Radio Free Asia - Wikipedia
RFA’s self-stated mission is directed by the 1994 International Broadcasting Act. RFA claim their intent is "Acting as a substitute for indigenous free media, RFA concentrates its coverage on events occurring in and/or affecting the countries to which it broadcasts."[27]
However, the International Broadcasting Act of 1994 (Title III of Pub.L. 103–236) is more explicit about the political mission of RFA:
the continuation of existing U.S. international broadcasting, and the creation of a new broadcasting service to people of the People's Republic of China and other countries of Asia, which lack adequate sources of free information and ideas, would enhance the promotion of information and ideas, while advancing the goals of U.S. foreign policy.
Criticism[edit]
In 1999, Catharin Dalpino of the Brookings Institution, who served in the Clinton State Department as a deputy assistant secretary deputy for human rights, called Radio Free Asia "a waste of money." "Wherever we feel there is an ideological enemy, we're going to have a Radio Free Something," she says. Dalpino said she has reviewed scripts of Radio Free Asia's broadcasts and views the station's reporting as unbalanced. "They lean very heavily on reports by and about dissidents in exile. It doesn't sound like reporting about what's going on in a country. Often, it reads like a textbook on democracy, which is fine, but even to an American it's rather propagandistic."[28]

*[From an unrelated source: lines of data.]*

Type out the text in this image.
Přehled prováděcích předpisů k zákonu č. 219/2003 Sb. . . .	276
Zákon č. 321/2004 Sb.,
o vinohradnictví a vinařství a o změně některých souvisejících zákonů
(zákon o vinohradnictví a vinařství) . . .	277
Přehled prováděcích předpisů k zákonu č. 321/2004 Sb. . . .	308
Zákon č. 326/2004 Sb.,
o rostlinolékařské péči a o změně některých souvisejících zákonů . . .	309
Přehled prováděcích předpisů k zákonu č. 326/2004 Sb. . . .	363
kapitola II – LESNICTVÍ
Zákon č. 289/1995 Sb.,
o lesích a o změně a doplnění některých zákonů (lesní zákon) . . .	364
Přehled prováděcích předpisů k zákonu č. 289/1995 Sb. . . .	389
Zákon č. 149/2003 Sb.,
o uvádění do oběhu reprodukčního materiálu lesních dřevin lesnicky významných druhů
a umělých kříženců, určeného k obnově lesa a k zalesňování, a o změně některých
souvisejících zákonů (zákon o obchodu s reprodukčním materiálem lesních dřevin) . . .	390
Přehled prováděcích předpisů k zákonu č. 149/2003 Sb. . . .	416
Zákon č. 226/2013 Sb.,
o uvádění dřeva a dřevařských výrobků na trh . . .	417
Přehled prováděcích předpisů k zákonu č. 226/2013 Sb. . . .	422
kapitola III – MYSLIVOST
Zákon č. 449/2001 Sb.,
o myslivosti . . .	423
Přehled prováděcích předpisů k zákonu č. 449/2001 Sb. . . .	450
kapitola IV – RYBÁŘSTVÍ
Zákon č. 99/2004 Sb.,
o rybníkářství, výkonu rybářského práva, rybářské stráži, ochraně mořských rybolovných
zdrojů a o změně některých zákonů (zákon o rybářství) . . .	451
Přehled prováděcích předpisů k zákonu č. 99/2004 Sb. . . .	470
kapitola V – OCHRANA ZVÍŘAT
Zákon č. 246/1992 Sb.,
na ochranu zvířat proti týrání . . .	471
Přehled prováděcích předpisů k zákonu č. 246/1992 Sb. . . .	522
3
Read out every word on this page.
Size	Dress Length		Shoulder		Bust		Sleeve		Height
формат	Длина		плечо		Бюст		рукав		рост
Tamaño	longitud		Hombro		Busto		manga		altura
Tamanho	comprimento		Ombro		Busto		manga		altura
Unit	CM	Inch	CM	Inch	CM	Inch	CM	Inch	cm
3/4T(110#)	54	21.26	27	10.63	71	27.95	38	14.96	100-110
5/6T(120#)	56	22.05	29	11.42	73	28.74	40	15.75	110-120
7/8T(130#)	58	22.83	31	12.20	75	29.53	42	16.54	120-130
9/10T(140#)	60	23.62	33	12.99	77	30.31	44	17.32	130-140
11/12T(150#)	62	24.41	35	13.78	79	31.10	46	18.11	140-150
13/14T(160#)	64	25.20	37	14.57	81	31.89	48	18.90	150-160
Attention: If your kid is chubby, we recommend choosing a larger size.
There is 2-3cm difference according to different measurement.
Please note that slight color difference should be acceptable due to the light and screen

According to a report by the Congressional Research Service of the U.S. government, official state-controlled newspapers in China have run editorials claiming Radio Free Asia is a CIAbroadcast operation, as was the case with the first Radio Free Asia.[14]
North Korea's state-run Korean Central News Agency has referred to Radio Free Asia as "reptile broadcasting services."[29]
Kim Chol-min, third secretary of North Korea, in statement submitted at the United Nations, accusing the United States of engaging in "psychological warfare" with the Democratic People's Republic of Korea through RFA.[30]
Following the Burmese Saffron Revolution in the fall of 2007, the Myanmar junta held rallies attended by thousands holding signs that condemned external interference and accused Radio Free Asia, the Voice of America, and the BBC of "airing a skyful of lies."[31]
In October 2007, Burmese state-run newspaper The New Light of Myanmar singled out "big powers" and Radio Free Asia, among other international broadcasters, as inciting protesters during the Saffron Revolution.[32]